Comunque, come spesso accade per film corali in cui è il nome dell'attore che conta e non la sceneggiatura (inutile parlare di interpretazione in questi casi), il risultato è molto confuso e poco riuscito. Qui siamo mooooooooolto confusi, ma alla fine non è neanche così male considerando che è sempre la solita minestra riscaldata. Una grande pecca, forse, sono le innumerevoli storie che si incrociano. Carina quella degli anziani, bruttina quella degli adolescenti (ma arrapati per forza??), orrenda quella della portavoce dello sportivo gay.
Come si capisce anche solo da questo accenno neanche troppo approfondito, le categorie umane ci sono tutte, tanto per non voler lasciar fuori neanche uno degli spettatori che in sala lo hanno visto. In America, effettivamente, ha spopolato, da noi meno, sicuramente svantaggiato dalla collocazione fuori San Valentino che, invece, per gli USA è stata necessaria se non fondamentale (il titolo originale è "Valentine's Day").
In sostanza direi: assolutamente indifferente, da vedere o non vedere a seconda dell'umore o del gradimento di genere. Non vi sconvolgerà, non vi peggiorerà la giornata.
Ps. Il cast, oltre che essere particolarmente corposo, ha quasi esclusivamente nomi conosciutissimi: Jessica Alba, Kathy Bates, Jessica Biel, Bradley Cooper, Eric Dane, Patrick Dempsey, Héctor Elizondo, Jamie Foxx, Jennifer Garner, Topher Grace, Anne Hathaway, Ashton Kutcher, Queen Latifah, Taylor Lautner, George Lopez, Shirley MacLaine, Emma Roberts, Julia Roberts, Taylor Swift, Carter Jenkins e Joe Mantegna.
Consigli: Da guardare con davanti un bel po' di patatine o pop corn.
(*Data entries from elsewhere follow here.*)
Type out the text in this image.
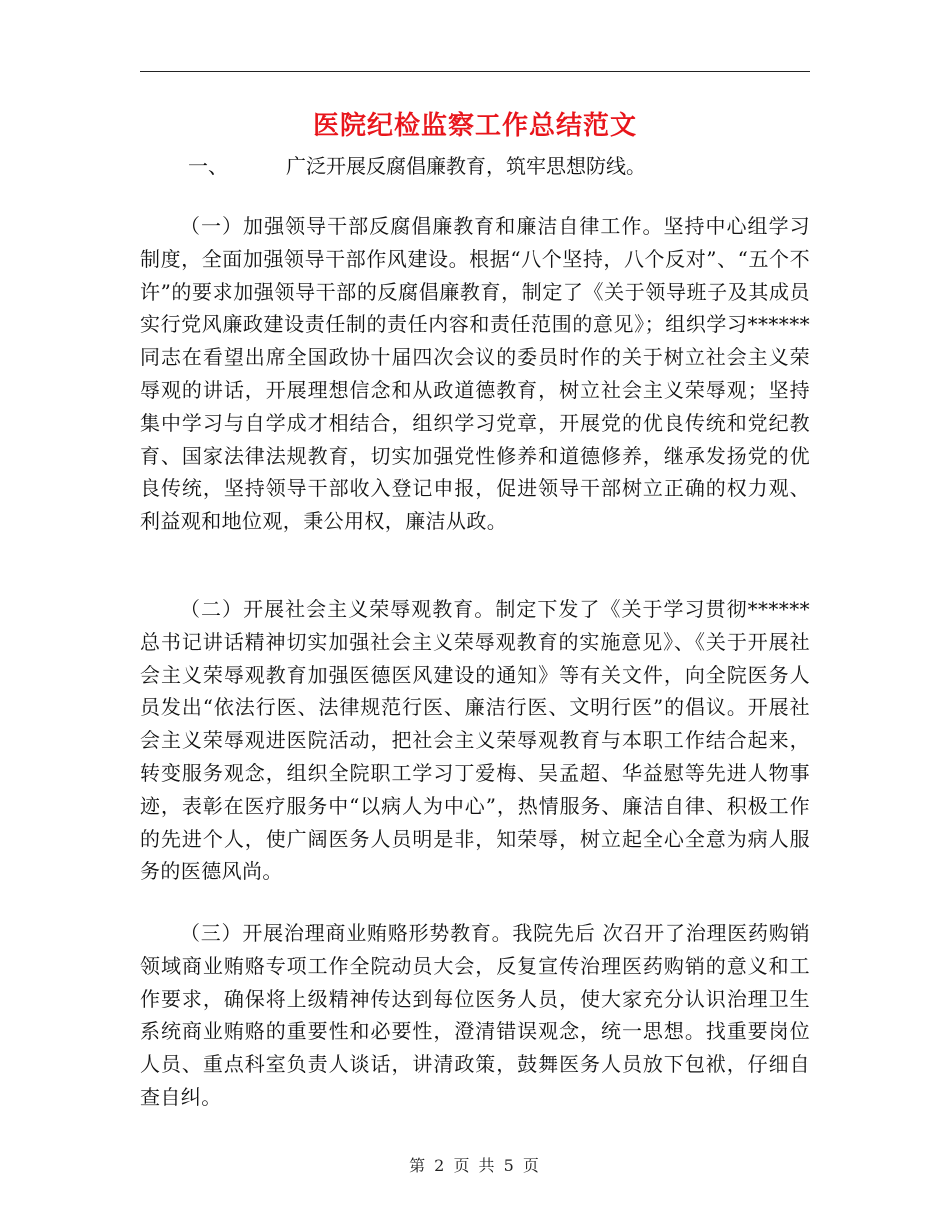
医院纪检监察工作总结范文
一、	广泛开展反腐倡廉教育，筑牢思想防线。

（一）加强领导干部反腐倡廉教育和廉洁自律工作。坚持中心组学习制度，全面加强领导干部作风建设。根据“八个坚持，八个反对”、“五个不许”的要求加强领导干部的反腐倡廉教育，制定了《关于领导班子及其成员实行党风廉政建设责任制的责任内容和责任范围的意见》；组织学习******同志在看望出席全国政协十届四次会议的委员时作的关于树立社会主义荣辱观的讲话，开展理想信念和从政道德教育，树立社会主义荣辱观；坚持集中学习与自学成才相结合，组织学习党章，开展党的优良传统和党纪教育、国家法律法规教育，切实加强党性修养和道德修养，继承发扬党的优良传统，坚持领导干部收入登记申报，促进领导干部树立正确的权力观、利益观和地位观，秉公用权，廉洁从政。

（二）开展社会主义荣辱观教育。制定下发了《关于学习贯彻******总书记讲话精神切实加强社会主义荣辱观教育的实施意见》、《关于开展社会主义荣辱观教育加强医德医风建设的通知》等有关文件，向全院医务人员发出“依法行医、法律规范行医、廉洁行医、文明行医”的倡议。开展社会主义荣辱观进医院活动，把社会主义荣辱观教育与本职工作结合起来，转变服务观念，组织全院职工学习丁爱梅、吴孟超、华益慰等先进人物事迹，表彰在医疗服务中“以病人为中心”，热情服务、廉洁自律、积极工作的先进个人，使广阔医务人员明是非，知荣辱，树立起全心全意为病人服务的医德风尚。

（三）开展治理商业贿赂形势教育。我院先后 次召开了治理医药购销领域商业贿赂专项工作全院动员大会，反复宣传治理医药购销的意义和工作要求，确保将上级精神传达到每位医务人员，使大家充分认识治理卫生系统商业贿赂的重要性和必要性，澄清错误观念，统一思想。找重要岗位人员、重点科室负责人谈话，讲清政策，鼓舞医务人员放下包袱，仔细自查自纠。

第 2 页 共 5 页
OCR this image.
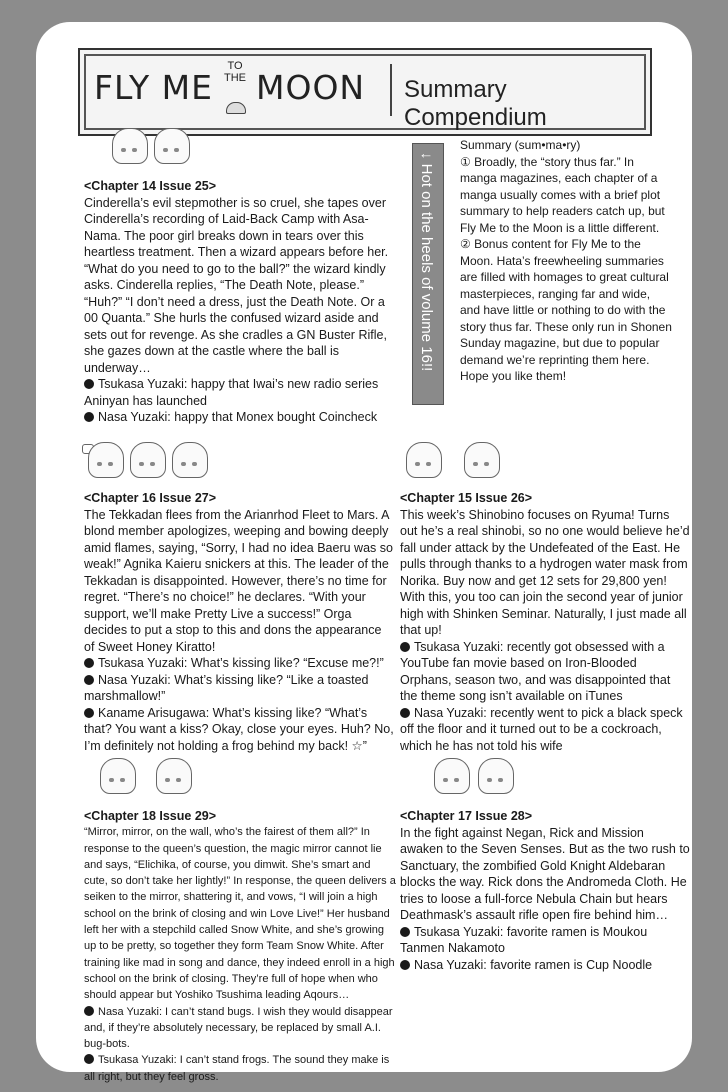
FLY ME
TO
THE MOON Summary Compendium

<Chapter 14 Issue 25>

Cinderella’s evil stepmother is so cruel, she tapes over Cinderella’s recording of Laid-Back Camp with Asa-Nama. The poor girl breaks down in tears over this heartless treatment. Then a wizard appears before her. “What do you need to go to the ball?” the wizard kindly asks. Cinderella replies, “The Death Note, please.” “Huh?” “I don’t need a dress, just the Death Note. Or a 00 Quanta.” She hurls the confused wizard aside and sets out for revenge. As she cradles a GN Buster Rifle, she gazes down at the castle where the ball is underway…

Tsukasa Yuzaki: happy that Iwai’s new radio series Aninyan has launched

Nasa Yuzaki: happy that Monex bought Coincheck

↓ Hot on the heels of volume 16!!

Summary (sum•ma•ry)

① Broadly, the “story thus far.” In manga magazines, each chapter of a manga usually comes with a brief plot summary to help readers catch up, but Fly Me to the Moon is a little different.

② Bonus content for Fly Me to the Moon. Hata’s freewheeling summaries are filled with homages to great cultural masterpieces, ranging far and wide, and have little or nothing to do with the story thus far. These only run in Shonen Sunday magazine, but due to popular demand we’re reprinting them here. Hope you like them!

<Chapter 16 Issue 27>

The Tekkadan flees from the Arianrhod Fleet to Mars. A blond member apologizes, weeping and bowing deeply amid flames, saying, “Sorry, I had no idea Baeru was so weak!” Agnika Kaieru snickers at this. The leader of the Tekkadan is disappointed. However, there’s no time for regret. “There’s no choice!” he declares. “With your support, we’ll make Pretty Live a success!” Orga decides to put a stop to this and dons the appearance of Sweet Honey Kiratto!

Tsukasa Yuzaki: What’s kissing like? “Excuse me?!”

Nasa Yuzaki: What’s kissing like? “Like a toasted marshmallow!”

Kaname Arisugawa: What’s kissing like? “What’s that? You want a kiss? Okay, close your eyes. Huh? No, I’m definitely not holding a frog behind my back! ☆”

<Chapter 15 Issue 26>

This week’s Shinobino focuses on Ryuma! Turns out he’s a real shinobi, so no one would believe he’d fall under attack by the Undefeated of the East. He pulls through thanks to a hydrogen water mask from Norika. Buy now and get 12 sets for 29,800 yen! With this, you too can join the second year of junior high with Shinken Seminar. Naturally, I just made all that up!

Tsukasa Yuzaki: recently got obsessed with a YouTube fan movie based on Iron-Blooded Orphans, season two, and was disappointed that the theme song isn’t available on iTunes

Nasa Yuzaki: recently went to pick a black speck off the floor and it turned out to be a cockroach, which he has not told his wife

<Chapter 18 Issue 29>

“Mirror, mirror, on the wall, who’s the fairest of them all?” In response to the queen’s question, the magic mirror cannot lie and says, “Elichika, of course, you dimwit. She’s smart and cute, so don’t take her lightly!” In response, the queen delivers a seiken to the mirror, shattering it, and vows, “I will join a high school on the brink of closing and win Love Live!” Her husband left her with a stepchild called Snow White, and she’s growing up to be pretty, so together they form Team Snow White. After training like mad in song and dance, they indeed enroll in a high school on the brink of closing. They’re full of hope when who should appear but Yoshiko Tsushima leading Aqours…

Nasa Yuzaki: I can’t stand bugs. I wish they would disappear and, if they’re absolutely necessary, be replaced by small A.I. bug-bots.

Tsukasa Yuzaki: I can’t stand frogs. The sound they make is all right, but they feel gross.

<Chapter 17 Issue 28>

In the fight against Negan, Rick and Mission awaken to the Seven Senses. But as the two rush to Sanctuary, the zombified Gold Knight Aldebaran blocks the way. Rick dons the Andromeda Cloth. He tries to loose a full-force Nebula Chain but hears Deathmask’s assault rifle open fire behind him…

Tsukasa Yuzaki: favorite ramen is Moukou Tanmen Nakamoto

Nasa Yuzaki: favorite ramen is Cup Noodle
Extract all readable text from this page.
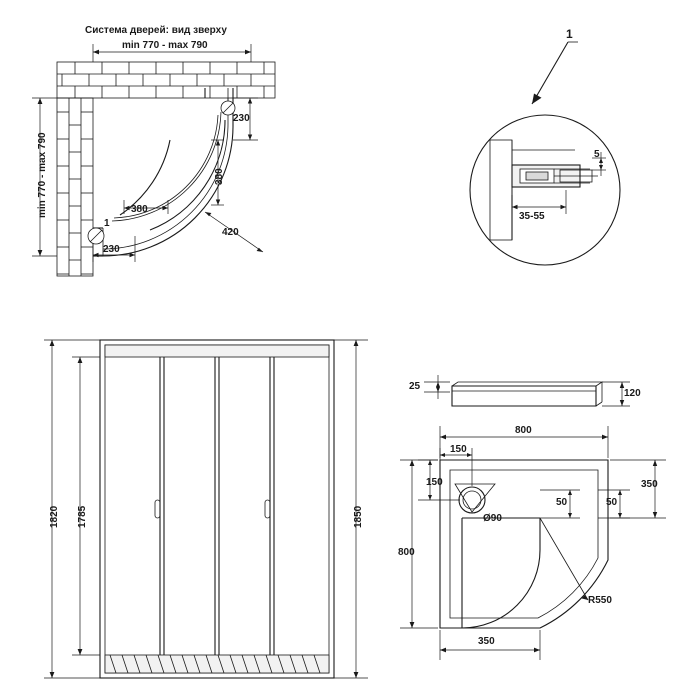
Система дверей: вид зверху
min 770 - max 790
min 770 - max 790
230
380
380
230
420
1
1
5
35-55
1820 1785	1850
25
120
800
150
150
50	50
350
800
350
Ø90
R550
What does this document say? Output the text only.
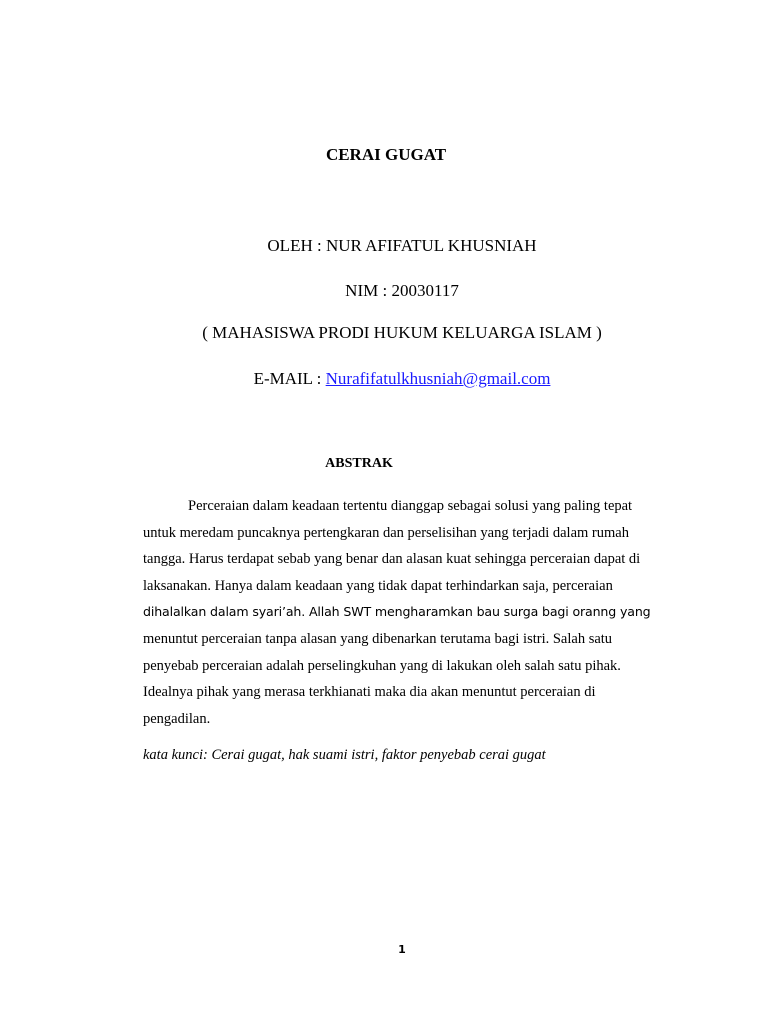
CERAI GUGAT
OLEH : NUR AFIFATUL KHUSNIAH
NIM : 20030117
( MAHASISWA PRODI HUKUM KELUARGA ISLAM )
E-MAIL : Nurafifatulkhusniah@gmail.com
ABSTRAK
Perceraian dalam keadaan tertentu dianggap sebagai solusi yang paling tepat
untuk meredam puncaknya pertengkaran dan perselisihan yang terjadi dalam rumah
tangga. Harus terdapat sebab yang benar dan alasan kuat sehingga perceraian dapat di
laksanakan. Hanya dalam keadaan yang tidak dapat terhindarkan saja, perceraian
dihalalkan dalam syari’ah. Allah SWT mengharamkan bau surga bagi oranng yang
menuntut perceraian tanpa alasan yang dibenarkan terutama bagi istri. Salah satu
penyebab perceraian adalah perselingkuhan yang di lakukan oleh salah satu pihak.
Idealnya pihak yang merasa terkhianati maka dia akan menuntut perceraian di
pengadilan.
kata kunci: Cerai gugat, hak suami istri, faktor penyebab cerai gugat
1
C'è bisogno di salato per un film così dolce!
Parola chiave: S. Valentino.




Ric

mercoledì 7 aprile 2010

Film 100 - Colpo di fulmine: il mago della truffa

E ci siamo arrivati, FINALMENTE!!! La centesima recensione è qui!!!!!!!!!!!!!!!!!!!!!!!!!!! Per festeggiare, un po' di novità!
Il film n°100 l'ho visto in ANTEPRIMA NAZIONALE (se la fanno a Bologna non è un buon segno...) al cinema Oden giovedì 1° aprile. Ed è anche il primo film per cui ho preso appunti sulla nuovissima agenda che la Sini mi ha regalato pro recensioni blog! Ecco la prima persona che ha investito un piccolo capitale per la causa HollywoodCiak! Ho uno sponsor?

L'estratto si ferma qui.